When a potential new formula ingredient is identified, it takes anywhere from three to eight years to hit the market, according to estimates from Miller and Lönnerdal. Formula is “the most highly regulated food product in the world,” Miller says. New ingredients must be tested through animal trials, often with piglets, before going through clinical trials with infants. Those trials have to prove not only that the addition is nutritionally adequate but that it has actively improved the formula. That’s when the whole thing goes to the FDA for approval.

None of this is to say that formulas aren’t already adequate nutrition. “Infant formulas are vastly improved and continue to improve,” Sharon Donovan says. Their nutrient components have become closer to breast milk over the past two decades, and it’s worth noting here that some of the fiercest exclusive-breast-feeding purists rely on pre-1990 studies to support their case.

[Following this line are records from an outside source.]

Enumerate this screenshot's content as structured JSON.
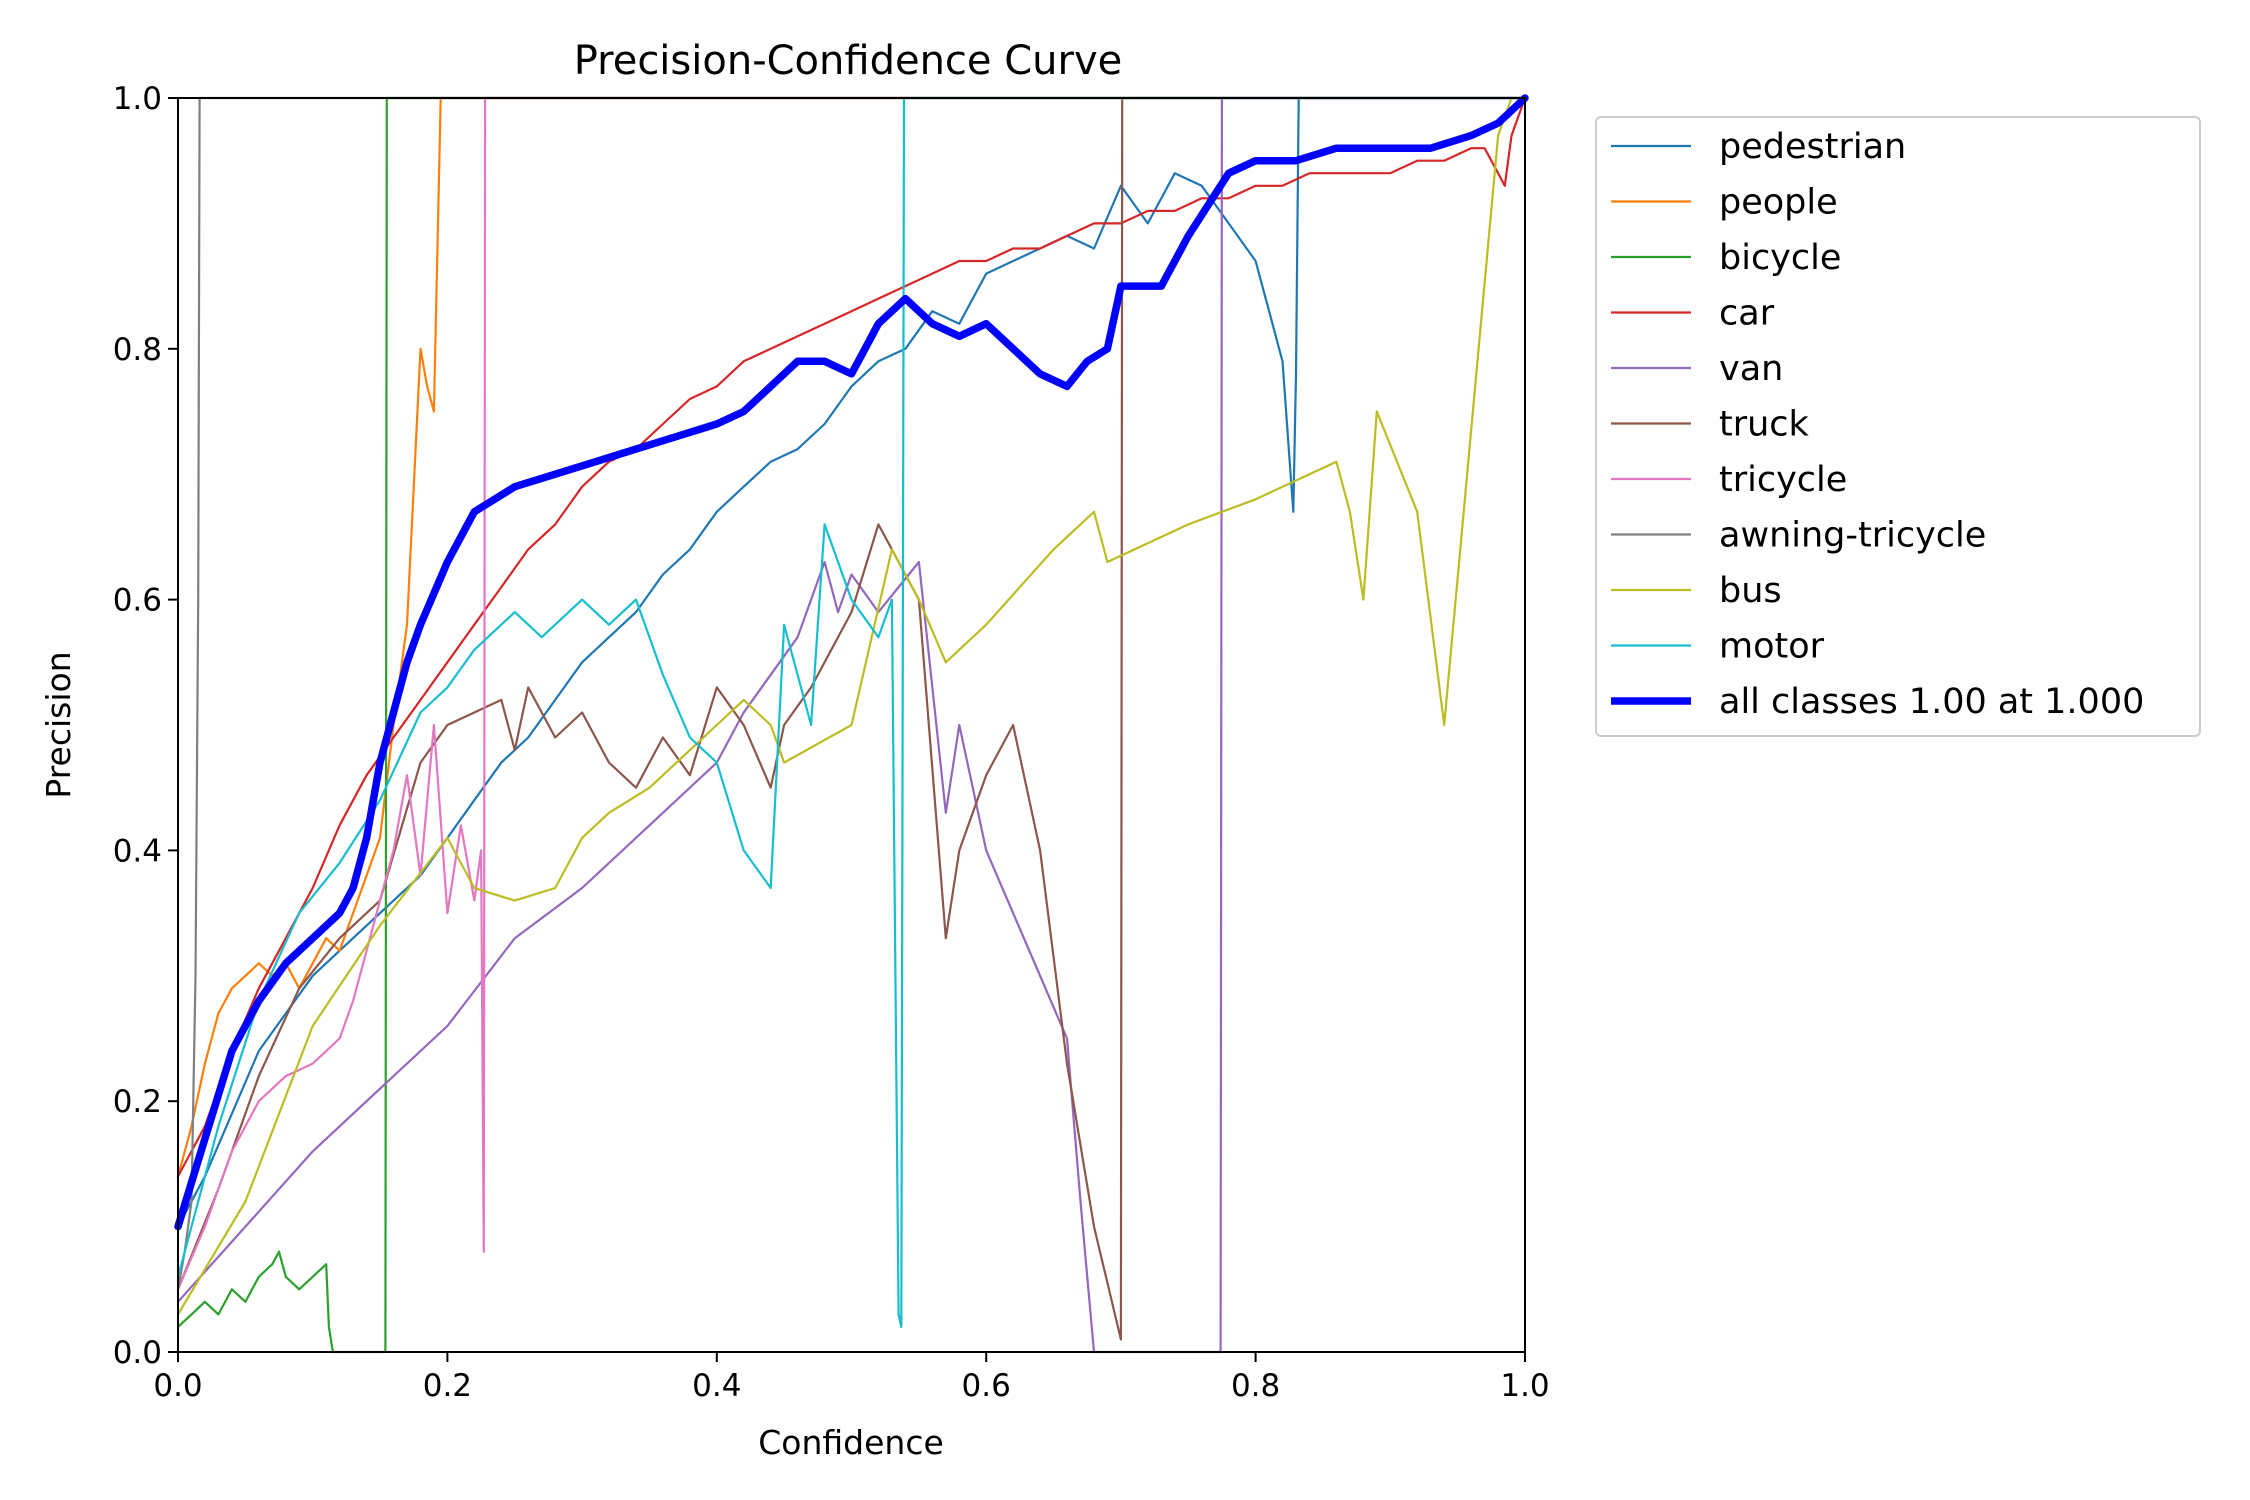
{
  "chart_data": {
    "type": "line",
    "title": "Precision-Confidence Curve",
    "xlabel": "Confidence",
    "ylabel": "Precision",
    "xlim": [
      0.0,
      1.0
    ],
    "ylim": [
      0.0,
      1.0
    ],
    "xticks": [
      "0.0",
      "0.2",
      "0.4",
      "0.6",
      "0.8",
      "1.0"
    ],
    "yticks": [
      "0.0",
      "0.2",
      "0.4",
      "0.6",
      "0.8",
      "1.0"
    ],
    "grid": false,
    "legend_position": "outside upper right",
    "series": [
      {
        "name": "pedestrian",
        "color": "#1f77b4",
        "width": 2.2,
        "x": [
          0.0,
          0.02,
          0.04,
          0.06,
          0.08,
          0.1,
          0.12,
          0.14,
          0.16,
          0.18,
          0.2,
          0.22,
          0.24,
          0.26,
          0.28,
          0.3,
          0.32,
          0.34,
          0.36,
          0.38,
          0.4,
          0.42,
          0.44,
          0.46,
          0.48,
          0.5,
          0.52,
          0.54,
          0.56,
          0.58,
          0.6,
          0.62,
          0.64,
          0.66,
          0.68,
          0.7,
          0.72,
          0.74,
          0.76,
          0.78,
          0.8,
          0.81,
          0.82,
          0.828,
          0.83,
          0.832,
          1.0
        ],
        "y": [
          0.1,
          0.14,
          0.19,
          0.24,
          0.27,
          0.3,
          0.32,
          0.34,
          0.36,
          0.38,
          0.41,
          0.44,
          0.47,
          0.49,
          0.52,
          0.55,
          0.57,
          0.59,
          0.62,
          0.64,
          0.67,
          0.69,
          0.71,
          0.72,
          0.74,
          0.77,
          0.79,
          0.8,
          0.83,
          0.82,
          0.86,
          0.87,
          0.88,
          0.89,
          0.88,
          0.93,
          0.9,
          0.94,
          0.93,
          0.9,
          0.87,
          0.83,
          0.79,
          0.67,
          0.78,
          1.0,
          1.0
        ]
      },
      {
        "name": "people",
        "color": "#ff7f0e",
        "width": 2.2,
        "x": [
          0.0,
          0.01,
          0.02,
          0.03,
          0.04,
          0.05,
          0.06,
          0.07,
          0.08,
          0.09,
          0.1,
          0.11,
          0.12,
          0.13,
          0.14,
          0.15,
          0.16,
          0.17,
          0.18,
          0.185,
          0.19,
          0.195,
          0.2,
          0.21,
          0.22,
          1.0
        ],
        "y": [
          0.14,
          0.18,
          0.23,
          0.27,
          0.29,
          0.3,
          0.31,
          0.3,
          0.31,
          0.29,
          0.31,
          0.33,
          0.32,
          0.35,
          0.38,
          0.41,
          0.5,
          0.58,
          0.8,
          0.77,
          0.75,
          1.0,
          1.0,
          1.0,
          1.0,
          1.0
        ]
      },
      {
        "name": "bicycle",
        "color": "#2ca02c",
        "width": 2.2,
        "x": [
          0.0,
          0.01,
          0.02,
          0.03,
          0.04,
          0.05,
          0.06,
          0.07,
          0.075,
          0.08,
          0.09,
          0.1,
          0.11,
          0.112,
          0.115,
          0.154,
          0.155,
          0.158,
          1.0
        ],
        "y": [
          0.02,
          0.03,
          0.04,
          0.03,
          0.05,
          0.04,
          0.06,
          0.07,
          0.08,
          0.06,
          0.05,
          0.06,
          0.07,
          0.02,
          0.0,
          0.0,
          1.0,
          1.0,
          1.0
        ]
      },
      {
        "name": "car",
        "color": "#d62728",
        "width": 2.2,
        "x": [
          0.0,
          0.02,
          0.04,
          0.06,
          0.08,
          0.1,
          0.12,
          0.14,
          0.16,
          0.18,
          0.2,
          0.22,
          0.24,
          0.26,
          0.28,
          0.3,
          0.32,
          0.34,
          0.36,
          0.38,
          0.4,
          0.42,
          0.44,
          0.46,
          0.48,
          0.5,
          0.52,
          0.54,
          0.56,
          0.58,
          0.6,
          0.62,
          0.64,
          0.66,
          0.68,
          0.7,
          0.72,
          0.74,
          0.76,
          0.78,
          0.8,
          0.82,
          0.84,
          0.86,
          0.88,
          0.9,
          0.92,
          0.94,
          0.96,
          0.97,
          0.98,
          0.985,
          0.99,
          1.0
        ],
        "y": [
          0.14,
          0.18,
          0.24,
          0.29,
          0.33,
          0.37,
          0.42,
          0.46,
          0.49,
          0.52,
          0.55,
          0.58,
          0.61,
          0.64,
          0.66,
          0.69,
          0.71,
          0.72,
          0.74,
          0.76,
          0.77,
          0.79,
          0.8,
          0.81,
          0.82,
          0.83,
          0.84,
          0.85,
          0.86,
          0.87,
          0.87,
          0.88,
          0.88,
          0.89,
          0.9,
          0.9,
          0.91,
          0.91,
          0.92,
          0.92,
          0.93,
          0.93,
          0.94,
          0.94,
          0.94,
          0.94,
          0.95,
          0.95,
          0.96,
          0.96,
          0.94,
          0.93,
          0.97,
          1.0
        ]
      },
      {
        "name": "van",
        "color": "#9467bd",
        "width": 2.2,
        "x": [
          0.0,
          0.05,
          0.1,
          0.15,
          0.2,
          0.25,
          0.3,
          0.35,
          0.4,
          0.42,
          0.44,
          0.46,
          0.48,
          0.49,
          0.5,
          0.52,
          0.55,
          0.57,
          0.58,
          0.6,
          0.62,
          0.64,
          0.66,
          0.67,
          0.68,
          0.7,
          0.72,
          0.75,
          0.774,
          0.775,
          1.0
        ],
        "y": [
          0.04,
          0.1,
          0.16,
          0.21,
          0.26,
          0.33,
          0.37,
          0.42,
          0.47,
          0.51,
          0.54,
          0.57,
          0.63,
          0.59,
          0.62,
          0.59,
          0.63,
          0.43,
          0.5,
          0.4,
          0.35,
          0.3,
          0.25,
          0.12,
          0.0,
          0.0,
          0.0,
          0.0,
          0.0,
          1.0,
          1.0
        ]
      },
      {
        "name": "truck",
        "color": "#8c564b",
        "width": 2.2,
        "x": [
          0.0,
          0.03,
          0.06,
          0.09,
          0.12,
          0.15,
          0.18,
          0.2,
          0.22,
          0.24,
          0.25,
          0.26,
          0.28,
          0.3,
          0.32,
          0.34,
          0.36,
          0.38,
          0.4,
          0.42,
          0.44,
          0.45,
          0.47,
          0.5,
          0.52,
          0.55,
          0.57,
          0.58,
          0.6,
          0.62,
          0.64,
          0.66,
          0.68,
          0.7,
          0.701,
          1.0
        ],
        "y": [
          0.05,
          0.13,
          0.22,
          0.29,
          0.33,
          0.36,
          0.47,
          0.5,
          0.51,
          0.52,
          0.48,
          0.53,
          0.49,
          0.51,
          0.47,
          0.45,
          0.49,
          0.46,
          0.53,
          0.5,
          0.45,
          0.5,
          0.53,
          0.59,
          0.66,
          0.6,
          0.33,
          0.4,
          0.46,
          0.5,
          0.4,
          0.23,
          0.1,
          0.01,
          1.0,
          1.0
        ]
      },
      {
        "name": "tricycle",
        "color": "#e377c2",
        "width": 2.2,
        "x": [
          0.0,
          0.02,
          0.04,
          0.06,
          0.08,
          0.1,
          0.12,
          0.13,
          0.14,
          0.15,
          0.16,
          0.17,
          0.18,
          0.19,
          0.2,
          0.21,
          0.22,
          0.225,
          0.227,
          0.228,
          0.23,
          1.0
        ],
        "y": [
          0.05,
          0.1,
          0.16,
          0.2,
          0.22,
          0.23,
          0.25,
          0.28,
          0.32,
          0.36,
          0.4,
          0.46,
          0.38,
          0.5,
          0.35,
          0.42,
          0.36,
          0.4,
          0.08,
          1.0,
          1.0,
          1.0
        ]
      },
      {
        "name": "awning-tricycle",
        "color": "#7f7f7f",
        "width": 2.2,
        "x": [
          0.0,
          0.005,
          0.01,
          0.013,
          0.015,
          0.016,
          0.02,
          1.0
        ],
        "y": [
          0.05,
          0.08,
          0.12,
          0.3,
          0.6,
          1.0,
          1.0,
          1.0
        ]
      },
      {
        "name": "bus",
        "color": "#bcbd22",
        "width": 2.2,
        "x": [
          0.0,
          0.05,
          0.1,
          0.15,
          0.2,
          0.22,
          0.25,
          0.28,
          0.3,
          0.32,
          0.35,
          0.38,
          0.4,
          0.42,
          0.44,
          0.45,
          0.5,
          0.53,
          0.55,
          0.57,
          0.6,
          0.65,
          0.68,
          0.69,
          0.75,
          0.8,
          0.86,
          0.87,
          0.88,
          0.89,
          0.92,
          0.94,
          0.98,
          0.99,
          1.0
        ],
        "y": [
          0.03,
          0.12,
          0.26,
          0.34,
          0.41,
          0.37,
          0.36,
          0.37,
          0.41,
          0.43,
          0.45,
          0.48,
          0.5,
          0.52,
          0.5,
          0.47,
          0.5,
          0.64,
          0.6,
          0.55,
          0.58,
          0.64,
          0.67,
          0.63,
          0.66,
          0.68,
          0.71,
          0.67,
          0.6,
          0.75,
          0.67,
          0.5,
          0.97,
          1.0,
          1.0
        ]
      },
      {
        "name": "motor",
        "color": "#17becf",
        "width": 2.2,
        "x": [
          0.0,
          0.03,
          0.06,
          0.09,
          0.12,
          0.15,
          0.18,
          0.2,
          0.22,
          0.24,
          0.25,
          0.27,
          0.3,
          0.32,
          0.34,
          0.36,
          0.38,
          0.4,
          0.42,
          0.44,
          0.45,
          0.47,
          0.48,
          0.5,
          0.52,
          0.53,
          0.535,
          0.537,
          0.539,
          0.54,
          1.0
        ],
        "y": [
          0.06,
          0.18,
          0.28,
          0.35,
          0.39,
          0.44,
          0.51,
          0.53,
          0.56,
          0.58,
          0.59,
          0.57,
          0.6,
          0.58,
          0.6,
          0.54,
          0.49,
          0.47,
          0.4,
          0.37,
          0.58,
          0.5,
          0.66,
          0.6,
          0.57,
          0.6,
          0.03,
          0.02,
          1.0,
          1.0,
          1.0
        ]
      },
      {
        "name": "all classes 1.00 at 1.000",
        "color": "#0000ff",
        "width": 7.5,
        "x": [
          0.0,
          0.02,
          0.04,
          0.06,
          0.08,
          0.1,
          0.12,
          0.13,
          0.14,
          0.15,
          0.16,
          0.17,
          0.18,
          0.2,
          0.22,
          0.25,
          0.28,
          0.31,
          0.34,
          0.37,
          0.4,
          0.42,
          0.44,
          0.46,
          0.48,
          0.5,
          0.51,
          0.52,
          0.54,
          0.56,
          0.58,
          0.6,
          0.62,
          0.64,
          0.66,
          0.675,
          0.69,
          0.7,
          0.73,
          0.75,
          0.78,
          0.8,
          0.83,
          0.86,
          0.9,
          0.93,
          0.96,
          0.98,
          1.0
        ],
        "y": [
          0.1,
          0.17,
          0.24,
          0.28,
          0.31,
          0.33,
          0.35,
          0.37,
          0.41,
          0.47,
          0.51,
          0.55,
          0.58,
          0.63,
          0.67,
          0.69,
          0.7,
          0.71,
          0.72,
          0.73,
          0.74,
          0.75,
          0.77,
          0.79,
          0.79,
          0.78,
          0.8,
          0.82,
          0.84,
          0.82,
          0.81,
          0.82,
          0.8,
          0.78,
          0.77,
          0.79,
          0.8,
          0.85,
          0.85,
          0.89,
          0.94,
          0.95,
          0.95,
          0.96,
          0.96,
          0.96,
          0.97,
          0.98,
          1.0
        ]
      }
    ]
  }
}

Formula will never be identical to breast milk, because breast milk is idiosyncratic; its content is unique to the woman and infant pair, and is influenced by genes, diet, time of day, time of feeding, and even the baby’s gender.

But even in a world with very long and fully paid maternity leaves, there will always be women who can’t or don’t want to breast-feed for many reasons—from physical inability to past emotional trauma to wanting a more egalitarian child-care arrangement. And there will be lots of women who will supplement their breast-feeding with formula, for many valid reasons. As we’re still in a cultural moment where breast-feeding is negatively associated with a woman’s earning power, having formula that parents can feel even more confident about feeding their children is all to the good.